PS C:\> Unregister-SCStorageLogicalUnit -StorageLogicalUnit $LU -VMHost $VMHost

Met de eerste opdracht wordt het hostobject met de naam VMHost01 opgehaald en wordt het object opgeslagen in de $VMHost variabele.

Met de tweede opdracht wordt het logische eenheidsobject voor opslag met de naam LUN01 opgehaald en wordt het object opgeslagen in de $LU variabele.

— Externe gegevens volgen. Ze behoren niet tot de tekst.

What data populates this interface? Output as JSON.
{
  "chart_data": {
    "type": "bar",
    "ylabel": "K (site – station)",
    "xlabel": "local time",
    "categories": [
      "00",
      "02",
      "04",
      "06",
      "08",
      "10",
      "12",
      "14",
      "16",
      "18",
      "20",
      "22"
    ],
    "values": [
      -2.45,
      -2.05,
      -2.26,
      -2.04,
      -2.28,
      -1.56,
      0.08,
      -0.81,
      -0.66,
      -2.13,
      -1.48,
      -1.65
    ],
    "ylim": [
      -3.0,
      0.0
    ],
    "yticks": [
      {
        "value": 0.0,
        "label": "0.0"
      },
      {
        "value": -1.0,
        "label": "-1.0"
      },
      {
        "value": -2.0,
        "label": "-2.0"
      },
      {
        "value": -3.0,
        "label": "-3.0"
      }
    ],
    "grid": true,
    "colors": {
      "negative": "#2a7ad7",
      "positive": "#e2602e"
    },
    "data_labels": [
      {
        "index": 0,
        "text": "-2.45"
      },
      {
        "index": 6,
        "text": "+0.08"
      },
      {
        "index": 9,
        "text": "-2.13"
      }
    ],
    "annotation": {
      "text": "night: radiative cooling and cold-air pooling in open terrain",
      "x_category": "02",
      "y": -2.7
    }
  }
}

Met de laatste opdracht wordt LUN01 van VMHost01 ongedaan gemaakt.

Parameters

-JobGroup

Hiermee geeft u een id op voor een reeks opdrachten die worden uitgevoerd als een set vlak voor de laatste opdracht die dezelfde taakgroep-id bevat.

Type:Guid
Position:Named
Default value:None
Required:True
Accept pipeline input:False
Accept wildcard characters:False

-JobVariable

Hiermee geeft u op dat de voortgang van de taak wordt bijgehouden en opgeslagen in de variabele met de naam van deze parameter.

Type:String
Position:Named
Default value:None
Required:False
Accept pipeline input:False
Accept wildcard characters:False

-PROTipID

Hiermee geeft u de id op van de tip Prestatie- en resourceoptimalisatie (PRO-tip) die deze actie heeft geactiveerd. Met deze parameter kunt u PRO-tips controleren.

Type:Guid
Position:Named
Default value:None
Required:False
Accept pipeline input:False
Accept wildcard characters:False

-RemoveVM

Hiermee geeft u een virtuele-machineobject op dat moet worden verwijderd.

Type:VM
Position:Named
Default value:None
Required:False
Accept pipeline input:False
Accept wildcard characters:False

-RunAsynchronously

Geeft aan dat de taak asynchroon wordt uitgevoerd, zodat het besturingselement onmiddellijk terugkeert naar de opdrachtshell.

Type:SwitchParameter
Position:Named
Default value:None
Required:False
Accept pipeline input:False
Accept wildcard characters:False

-StorageFileServer

Hiermee geeft u een opslagbestandsserverobject op.

Type:StorageFileServer
Position:Named
Default value:None
Required:True
Accept pipeline input:False
Accept wildcard characters:False

-StorageInitiators

Hiermee geeft u een matrix van opslaginitiatoren.

Type:String[]
Position:Named
Default value:None
Required:True
Accept pipeline input:False
Accept wildcard characters:False

-StorageLogicalUnit

Hiermee geeft u een logische opslageenheidobject op.

Type:StorageLogicalUnit[]
Position:0
Default value:None
Required:True
Accept pipeline input:True
Accept wildcard characters:False

-VM

Hiermee geeft u een matrix van virtuele-machineobjecten.

Type:VM[]
Position:Named
Default value:None
Required:True
Accept pipeline input:False
Accept wildcard characters:False

-VMHost

Hiermee geeft u een hostobject voor virtuele machines op. VMM ondersteunt Hyper-V-hosts, VMware ESX-hosts en Citrix XenServer-hosts.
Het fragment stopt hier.